Despite coming from a fairly reserved family, I felt inadequate for years, on account of my deep introversion. The fact that I had no idea what this was or that I possessed it, made it no less guilt inducing.

As a small child I dreaded parties. As a teenager I went on summer holidays where I spent my time reading on deserted beaches, trying to escape the crowds of my more sociable peers. As a young wife, I felt terrible about dreading the parties my husband so enjoyed and resentful of him for coping so well with what I experienced as an ordeal.

It wasn’t till we had been together some years that we worked out that he was an extrovert and I was not.

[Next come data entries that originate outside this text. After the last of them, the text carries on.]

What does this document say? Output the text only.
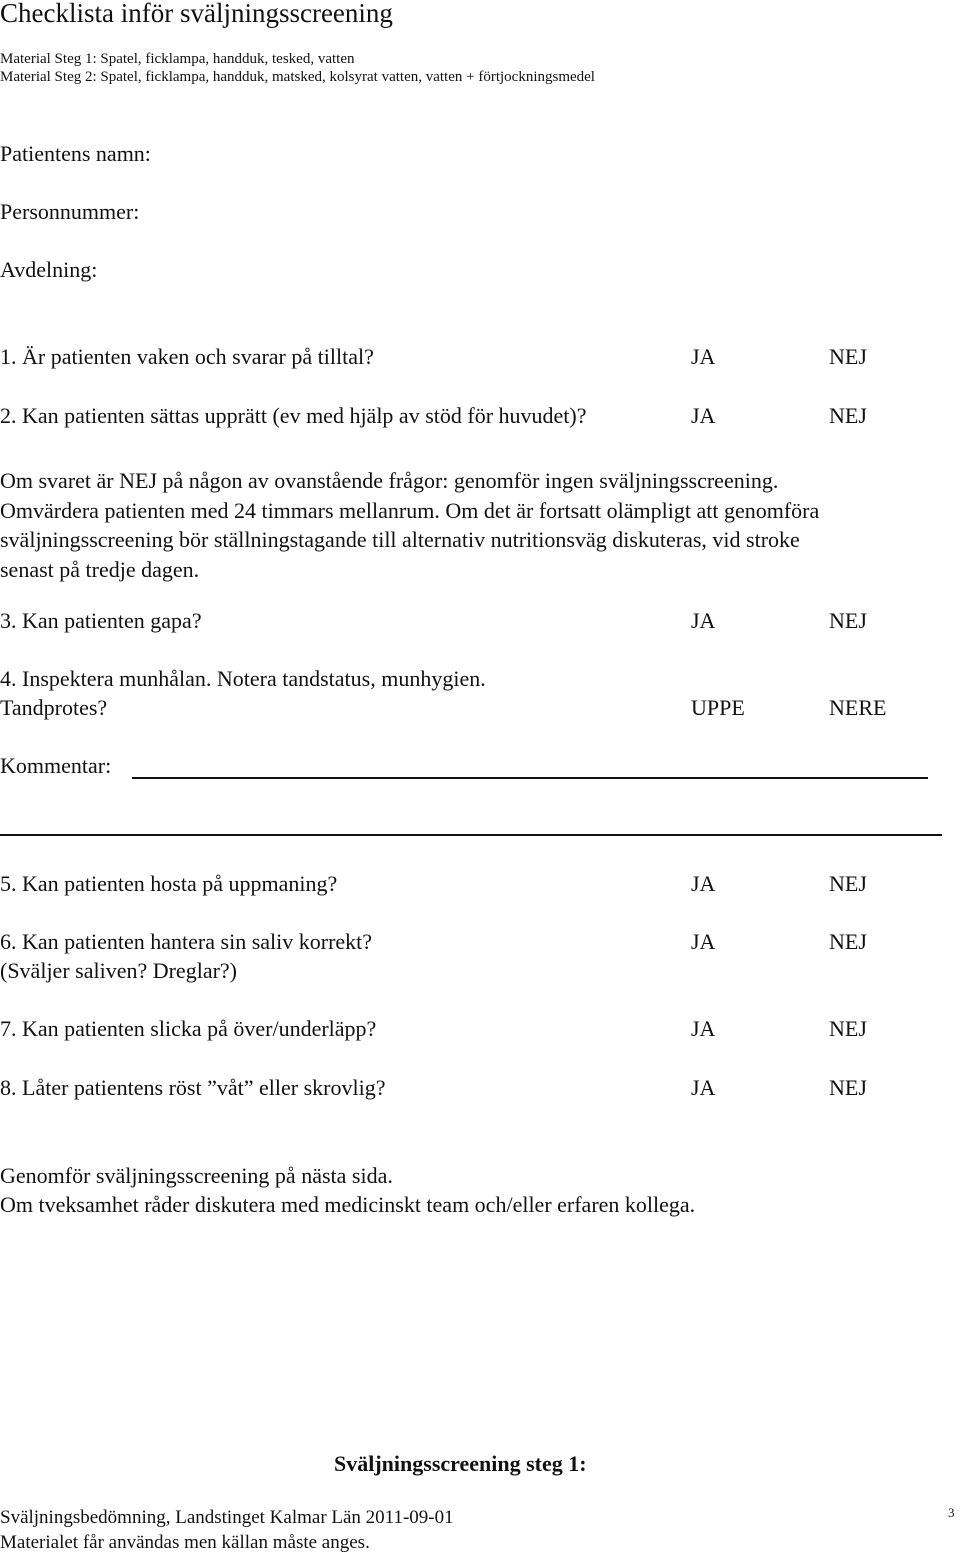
Checklista inför sväljningsscreening
Material Steg 1: Spatel, ficklampa, handduk, tesked, vatten
Material Steg 2: Spatel, ficklampa, handduk, matsked, kolsyrat vatten, vatten + förtjockningsmedel
Patientens namn:
Personnummer:
Avdelning:
1. Är patienten vaken och svarar på tilltal?	JA	NEJ
2. Kan patienten sättas upprätt (ev med hjälp av stöd för huvudet)?	JA	NEJ
Om svaret är NEJ på någon av ovanstående frågor: genomför ingen sväljningsscreening.
Omvärdera patienten med 24 timmars mellanrum. Om det är fortsatt olämpligt att genomföra
sväljningsscreening bör ställningstagande till alternativ nutritionsväg diskuteras, vid stroke
senast på tredje dagen.
3. Kan patienten gapa?	JA	NEJ
4. Inspektera munhålan. Notera tandstatus, munhygien.
Tandprotes?	UPPE	NERE
Kommentar:
5. Kan patienten hosta på uppmaning?	JA	NEJ
6. Kan patienten hantera sin saliv korrekt?	JA	NEJ
(Sväljer saliven? Dreglar?)
7. Kan patienten slicka på över/underläpp?	JA	NEJ
8. Låter patientens röst ”våt” eller skrovlig?	JA	NEJ
Genomför sväljningsscreening på nästa sida.
Om tveksamhet råder diskutera med medicinskt team och/eller erfaren kollega.
Sväljningsscreening steg 1:
Sväljningsbedömning, Landstinget Kalmar Län 2011-09-01
Materialet får användas men källan måste anges.
3
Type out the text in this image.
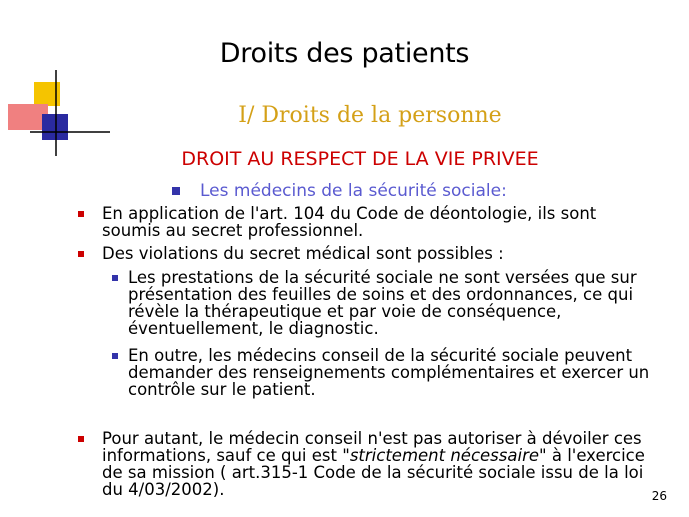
Droits des patients
I/ Droits de la personne
DROIT AU RESPECT DE LA VIE PRIVEE
Les médecins de la sécurité sociale:
En application de l'art. 104 du Code de déontologie, ils sont
soumis au secret professionnel.
Des violations du secret médical sont possibles :
Les prestations de la sécurité sociale ne sont versées que sur
présentation des feuilles de soins et des ordonnances, ce qui
révèle la thérapeutique et par voie de conséquence,
éventuellement, le diagnostic.
En outre, les médecins conseil de la sécurité sociale peuvent
demander des renseignements complémentaires et exercer un
contrôle sur le patient.
Pour autant, le médecin conseil n'est pas autoriser à dévoiler ces
informations, sauf ce qui est "strictement nécessaire" à l'exercice
de sa mission ( art.315-1 Code de la sécurité sociale issu de la loi
du 4/03/2002).	26
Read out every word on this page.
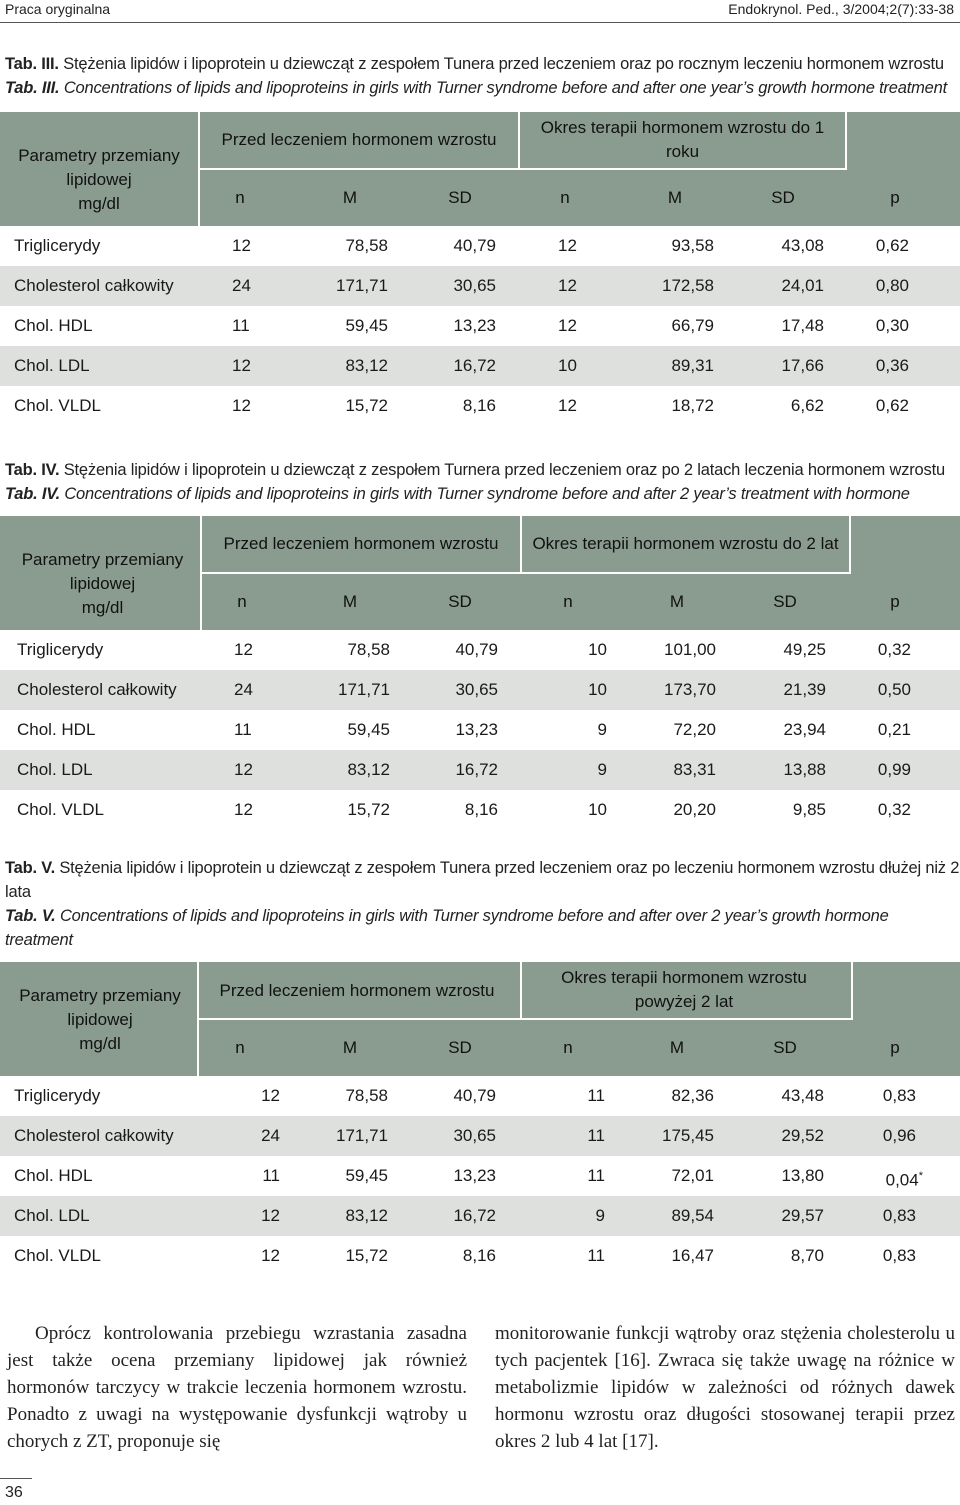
Praca oryginalna	Endokrynol. Ped., 3/2004;2(7):33-38
Tab. III. Stężenia lipidów i lipoprotein u dziewcząt z zespołem Tunera przed leczeniem oraz po rocznym leczeniu hormonem wzrostu
Tab. III. Concentrations of lipids and lipoproteins in girls with Turner syndrome before and after one year’s growth hormone treatment
Parametry przemiany
lipidowej
mg/dl
Przed leczeniem hormonem wzrostu
Okres terapii hormonem wzrostu do 1
roku
n	M	SD	n	M	SD	p
Triglicerydy	12	78,58	40,79	12	93,58	43,08	0,62
Cholesterol całkowity	24	171,71	30,65	12	172,58	24,01	0,80
Chol. HDL	11	59,45	13,23	12	66,79	17,48	0,30
Chol. LDL	12	83,12	16,72	10	89,31	17,66	0,36
Chol. VLDL	12	15,72	8,16	12	18,72	6,62	0,62
Tab. IV. Stężenia lipidów i lipoprotein u dziewcząt z zespołem Turnera przed leczeniem oraz po 2 latach leczenia hormonem wzrostu
Tab. IV. Concentrations of lipids and lipoproteins in girls with Turner syndrome before and after 2 year’s treatment with hormone
Parametry przemiany
lipidowej
mg/dl
Przed leczeniem hormonem wzrostu	Okres terapii hormonem wzrostu do 2 lat
n	M	SD	n	M	SD	p
Triglicerydy	12	78,58	40,79	10	101,00	49,25	0,32
Cholesterol całkowity	24	171,71	30,65	10	173,70	21,39	0,50
Chol. HDL	11	59,45	13,23	9	72,20	23,94	0,21
Chol. LDL	12	83,12	16,72	9	83,31	13,88	0,99
Chol. VLDL	12	15,72	8,16	10	20,20	9,85	0,32
Tab. V. Stężenia lipidów i lipoprotein u dziewcząt z zespołem Tunera przed leczeniem oraz po leczeniu hormonem wzrostu dłużej niż 2 lata
Tab. V. Concentrations of lipids and lipoproteins in girls with Turner syndrome before and after over 2 year’s growth hormone treatment
Parametry przemiany
lipidowej
mg/dl
Przed leczeniem hormonem wzrostu
Okres terapii hormonem wzrostu
powyżej 2 lat
n	M	SD	n	M	SD	p
Triglicerydy	12	78,58	40,79	11	82,36	43,48	0,83
Cholesterol całkowity	24	171,71	30,65	11	175,45	29,52	0,96
Chol. HDL	11	59,45	13,23	11	72,01	13,80	0,04*
Chol. LDL	12	83,12	16,72	9	89,54	29,57	0,83
Chol. VLDL	12	15,72	8,16	11	16,47	8,70	0,83
Oprócz kontrolowania przebiegu wzrastania zasadna jest także ocena przemiany lipidowej jak również hormonów tarczycy w trakcie leczenia hormonem wzrostu. Ponadto z uwagi na występowanie dysfunkcji wątroby u chorych z ZT, proponuje się
monitorowanie funkcji wątroby oraz stężenia cholesterolu u tych pacjentek [16]. Zwraca się także uwagę na różnice w metabolizmie lipidów w zależności od różnych dawek hormonu wzrostu oraz długości stosowanej terapii przez okres 2 lub 4 lat [17].
36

Suddenly we realised that no one was at fault here. We were just different.

As a teenager and young woman I probably came across in company as an extrovert. I was capable of projecting a bubbly personality. I can still turn this on when required – at social functions, with strangers, in front of a crowd, public speaking. And introverts often love being with other people, just not too many. One of my favourite things is having deep one to one chats over coffee, or to have two or three people for a long dinner complete with rambling, intense conversations.

But the cardinal test for extro/introversion is whether you replenish your inner resources by being with others or by yourself. 

I am such an introvert, I get tense when I have to walk past people in the street and will cross the road to avoid doing so. It’s as though there’s a force field emanating from other people that depletes me. I love travelling on my own. I love going to the movies on my own. For exercise I walk on my own – why would you sully perfectly good time alone by exercising with others? Needless to say, I have never participated in team sport by choice. If I were in gaol and they wanted to really punish me, solitary confinement would not work. They would have to put me in a room full of talkative people to really make me suffer.

When I do have to do the party thing too much, and I can do it reasonably well, it takes its toll. I feel a profound, bone-deep weariness that is beyond anything I experience from physical effort. I grow not just irritable, but downright nasty. I am in good company: speaking of Virginia Woolfe, the book review writes, ‘…this false extroversion often had a price: exhaustion, depression, illness’.

With the increased confidence of middle age, however, I am learning not only to manage, but even to rejoice in my introversion. I try to pace myself – not that this is always possible, but often it is. People actually understand the excuse of not being a party person more readily than I have given them credit for in the past. Recently I went to a do where no less than three separate people greeted me with the words, ‘Clare, what are you doing here? It’s a party!’

There are great things about being an introvert. There’s so much going on inside my head and heart that I don’t need much external stimulation. I can spend days and nights alone and be perfectly content. As long as I can sleep, walk, read and write, I am happily occupied. Even without books and a computer, I can stare out a window for a long time without getting bored. I suspect it’s much easier for introverts to be contemplatives.

Some of my best friends are extroverts. I love the way they are and the excitement and colour they bring into my life. But it’s liberating, in my middle years, to feel I am fine and have something to offer just being who I am.